To upsert your job run the following: You can invoke it manually, like so, or attach it as an execution (see case 2 for example):

#deploys the current version
mvn databricks:upsert-job

#deploys a specific version
mvn databricks:upsert-job -Ddeploy-version=1.0

#you don't want validation! 
#If so, it could be good to create an issue and let us know where our validation rules are too specific
mvn databricks:upsert-job -Dvalidate=false

You can use freemarker templating like so:

      <#if environment == "QA" || environment == "DEV">
      "node_type_id": "r3.xlarge",
      "driver_node_type_id": "r3.xlarge",
      "num_workers": 5,
      <#else>
      "node_type_id": "r3.4xlarge",
      "driver_node_type_id": "r3.xlarge",
      "num_workers": 10,
      </#if>

For additional information please consult: https://docs.databricks.com/api/latest/jobs.html#create And the JobSettingsDTO in: https://www.javadoc.io/doc/com.edmunds/databricks-rest-client/

Use Case 5 - Control a Job (start, stop, restart)

You can control a job (stop it, start it, restart it) via this mojo. There is 1 required property:jobCommand. You can add it to your configuration section, or invoke manually, like so:

(note: you can override the jobName in this example, which is otherwise derived from the job settings json file)
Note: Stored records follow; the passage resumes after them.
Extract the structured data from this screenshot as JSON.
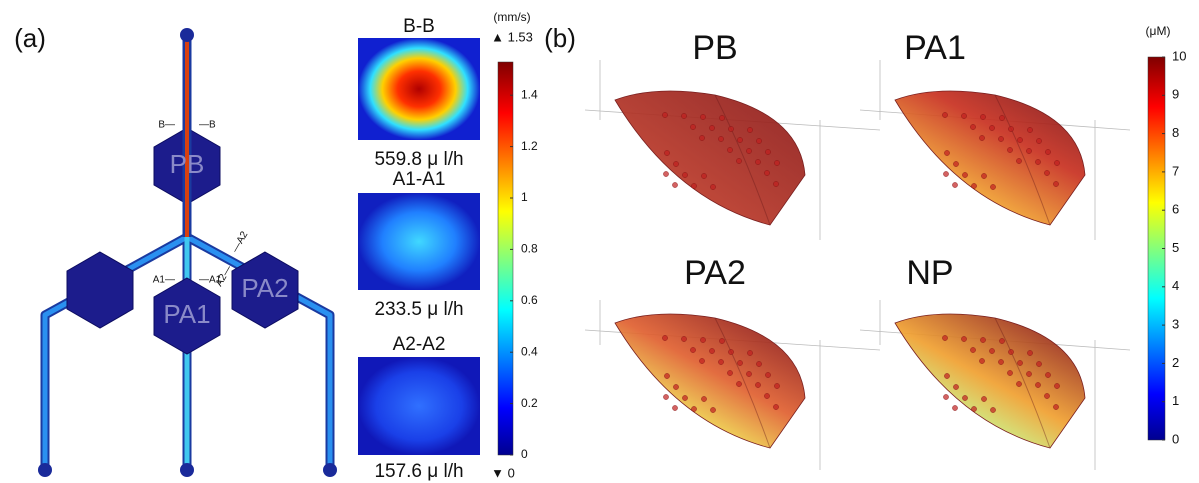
{
  "panel_a": {
    "label": "(a)",
    "chamber_labels": [
      "PB",
      "PA1",
      "PA2"
    ],
    "section_marks": [
      "B—",
      "—B",
      "A1—",
      "—A1",
      "A2—",
      "—A2"
    ],
    "sections": [
      {
        "title": "B-B",
        "flow": "559.8 μ l/h"
      },
      {
        "title": "A1-A1",
        "flow": "233.5 μ l/h"
      },
      {
        "title": "A2-A2",
        "flow": "157.6 μ l/h"
      }
    ],
    "colorbar": {
      "unit": "(mm/s)",
      "max_label": "▲ 1.53",
      "min_label": "▼ 0",
      "ticks": [
        0,
        0.2,
        0.4,
        0.6,
        0.8,
        1,
        1.2,
        1.4
      ]
    }
  },
  "panel_b": {
    "label": "(b)",
    "views": [
      "PB",
      "PA1",
      "PA2",
      "NP"
    ],
    "colorbar": {
      "unit": "(μM)",
      "ticks": [
        0,
        1,
        2,
        3,
        4,
        5,
        6,
        7,
        8,
        9,
        10
      ]
    }
  }
}
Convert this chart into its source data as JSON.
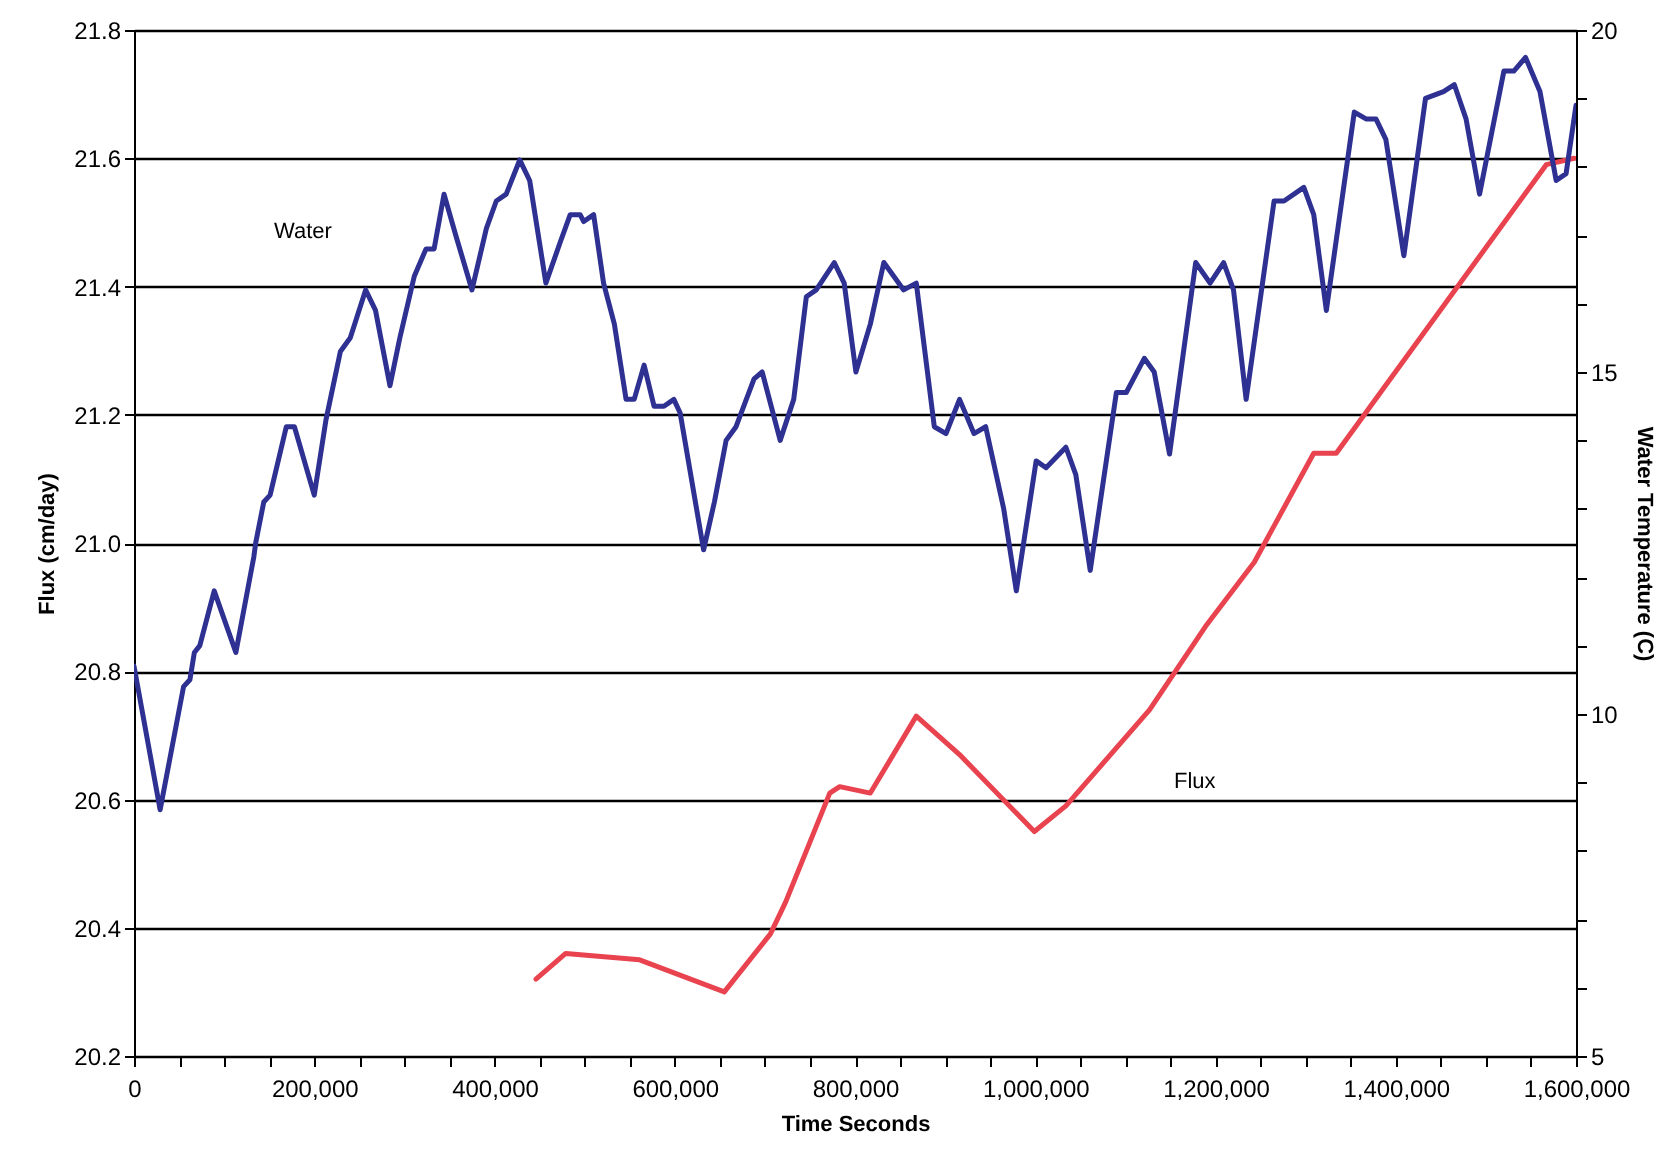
{
  "chart_data": {
    "type": "line",
    "xlabel": "Time Seconds",
    "ylabel": "Flux (cm/day)",
    "y2label": "Water Temperature (C)",
    "grid": "y",
    "xlim": [
      0,
      1600000
    ],
    "xticks": [
      0,
      {
        "value": 50000,
        "label": null
      },
      {
        "value": 100000,
        "label": null
      },
      {
        "value": 150000,
        "label": null
      },
      {
        "value": 200000,
        "label": "200,000"
      },
      {
        "value": 250000,
        "label": null
      },
      {
        "value": 300000,
        "label": null
      },
      {
        "value": 350000,
        "label": null
      },
      {
        "value": 400000,
        "label": "400,000"
      },
      {
        "value": 450000,
        "label": null
      },
      {
        "value": 500000,
        "label": null
      },
      {
        "value": 550000,
        "label": null
      },
      {
        "value": 600000,
        "label": "600,000"
      },
      {
        "value": 650000,
        "label": null
      },
      {
        "value": 700000,
        "label": null
      },
      {
        "value": 750000,
        "label": null
      },
      {
        "value": 800000,
        "label": "800,000"
      },
      {
        "value": 850000,
        "label": null
      },
      {
        "value": 900000,
        "label": null
      },
      {
        "value": 950000,
        "label": null
      },
      {
        "value": 1000000,
        "label": "1,000,000"
      },
      {
        "value": 1050000,
        "label": null
      },
      {
        "value": 1100000,
        "label": null
      },
      {
        "value": 1150000,
        "label": null
      },
      {
        "value": 1200000,
        "label": "1,200,000"
      },
      {
        "value": 1250000,
        "label": null
      },
      {
        "value": 1300000,
        "label": null
      },
      {
        "value": 1350000,
        "label": null
      },
      {
        "value": 1400000,
        "label": "1,400,000"
      },
      {
        "value": 1450000,
        "label": null
      },
      {
        "value": 1500000,
        "label": null
      },
      {
        "value": 1550000,
        "label": null
      },
      {
        "value": 1600000,
        "label": "1,600,000"
      }
    ],
    "ylim": [
      20.2,
      21.8
    ],
    "yticks": [
      {
        "value": 20.2,
        "label": "20.2"
      },
      {
        "value": 20.4,
        "label": "20.4"
      },
      {
        "value": 20.6,
        "label": "20.6"
      },
      {
        "value": 20.8,
        "label": "20.8"
      },
      {
        "value": 21.0,
        "label": "21.0"
      },
      {
        "value": 21.2,
        "label": "21.2"
      },
      {
        "value": 21.4,
        "label": "21.4"
      },
      {
        "value": 21.6,
        "label": "21.6"
      },
      {
        "value": 21.8,
        "label": "21.8"
      }
    ],
    "y2lim": [
      5,
      20
    ],
    "y2ticks": [
      5,
      {
        "value": 6,
        "label": null
      },
      {
        "value": 7,
        "label": null
      },
      {
        "value": 8,
        "label": null
      },
      {
        "value": 9,
        "label": null
      },
      10,
      {
        "value": 11,
        "label": null
      },
      {
        "value": 12,
        "label": null
      },
      {
        "value": 13,
        "label": null
      },
      {
        "value": 14,
        "label": null
      },
      15,
      {
        "value": 16,
        "label": null
      },
      {
        "value": 17,
        "label": null
      },
      {
        "value": 18,
        "label": null
      },
      {
        "value": 19,
        "label": null
      },
      20
    ],
    "series": [
      {
        "name": "Flux",
        "color": "#e8434f",
        "x": [
          446000,
          479000,
          561000,
          655000,
          706000,
          723000,
          772000,
          783000,
          817000,
          868000,
          916000,
          999000,
          1034000,
          1127000,
          1189000,
          1243000,
          1309000,
          1334000,
          1567000,
          1598000
        ],
        "values": [
          20.32,
          20.36,
          20.35,
          20.3,
          20.39,
          20.44,
          20.61,
          20.62,
          20.61,
          20.73,
          20.67,
          20.55,
          20.59,
          20.74,
          20.87,
          20.97,
          21.14,
          21.14,
          21.59,
          21.6
        ]
      },
      {
        "name": "Water",
        "color": "#2e3192",
        "axis": "y2",
        "x": [
          0,
          29000,
          55000,
          62000,
          67000,
          73000,
          89000,
          113000,
          133000,
          135000,
          144000,
          151000,
          169000,
          178000,
          200000,
          213000,
          229000,
          240000,
          257000,
          268000,
          284000,
          295000,
          311000,
          324000,
          333000,
          344000,
          357000,
          375000,
          391000,
          402000,
          413000,
          428000,
          439000,
          457000,
          473000,
          484000,
          495000,
          499000,
          510000,
          521000,
          533000,
          546000,
          555000,
          566000,
          577000,
          588000,
          599000,
          606000,
          632000,
          644000,
          657000,
          668000,
          688000,
          697000,
          717000,
          732000,
          746000,
          757000,
          777000,
          788000,
          801000,
          817000,
          832000,
          854000,
          868000,
          888000,
          901000,
          916000,
          932000,
          945000,
          965000,
          979000,
          1001000,
          1012000,
          1034000,
          1045000,
          1061000,
          1090000,
          1101000,
          1121000,
          1132000,
          1149000,
          1178000,
          1194000,
          1209000,
          1220000,
          1234000,
          1265000,
          1276000,
          1298000,
          1309000,
          1323000,
          1354000,
          1367000,
          1378000,
          1389000,
          1409000,
          1433000,
          1453000,
          1465000,
          1478000,
          1493000,
          1520000,
          1531000,
          1544000,
          1560000,
          1578000,
          1589000,
          1600000
        ],
        "values": [
          10.7,
          8.6,
          10.4,
          10.5,
          10.9,
          11.0,
          11.8,
          10.9,
          12.3,
          12.5,
          13.1,
          13.2,
          14.2,
          14.2,
          13.2,
          14.3,
          15.3,
          15.5,
          16.2,
          15.9,
          14.8,
          15.5,
          16.4,
          16.8,
          16.8,
          17.6,
          17.0,
          16.2,
          17.1,
          17.5,
          17.6,
          18.1,
          17.8,
          16.3,
          16.9,
          17.3,
          17.3,
          17.2,
          17.3,
          16.3,
          15.7,
          14.6,
          14.6,
          15.1,
          14.5,
          14.5,
          14.6,
          14.4,
          12.4,
          13.1,
          14.0,
          14.2,
          14.9,
          15.0,
          14.0,
          14.6,
          16.1,
          16.2,
          16.6,
          16.3,
          15.0,
          15.7,
          16.6,
          16.2,
          16.3,
          14.2,
          14.1,
          14.6,
          14.1,
          14.2,
          13.0,
          11.8,
          13.7,
          13.6,
          13.9,
          13.5,
          12.1,
          14.7,
          14.7,
          15.2,
          15.0,
          13.8,
          16.6,
          16.3,
          16.6,
          16.2,
          14.6,
          17.5,
          17.5,
          17.7,
          17.3,
          15.9,
          18.8,
          18.7,
          18.7,
          18.4,
          16.7,
          19.0,
          19.1,
          19.2,
          18.7,
          17.6,
          19.4,
          19.4,
          19.6,
          19.1,
          17.8,
          17.9,
          18.9
        ]
      }
    ]
  }
}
mvn databricks:job -Djob.command=STOP
mvn databricks:job -Djob.command=START
mvn databricks:job -Djob.command=RESTART

Building, Installing and Running

How to build the project locally: mvn clean install

How to run the project locally (if applicable):

Running the tests

mvn clean test

End-to-End testing

Please have these set in your .bash_profile.

export DB_USER=myuser
export DB_PASSWORD=mypassword
export DB_URL=my-test-db-instance
export DB_TOKEN=my-db-token
export DB_REPO=my-s3-bucket/my-artifact-location
export INSTANCE_PROFILE_ARN=arn:aws:iam::123456789:instance-profile/MyDatabricksRole
mvn clean -P run-its install

Please note, this will:

  1. create a job, if it does not exist, delete it if it does
  2. start the job (e.g. run it once)
  3. wait for the job to finish and ensure it's success

Releasing

Please see the contributing section on how to RELEASE.

Contributing

Please read CONTRIBUTING.md for the process for merging code into master.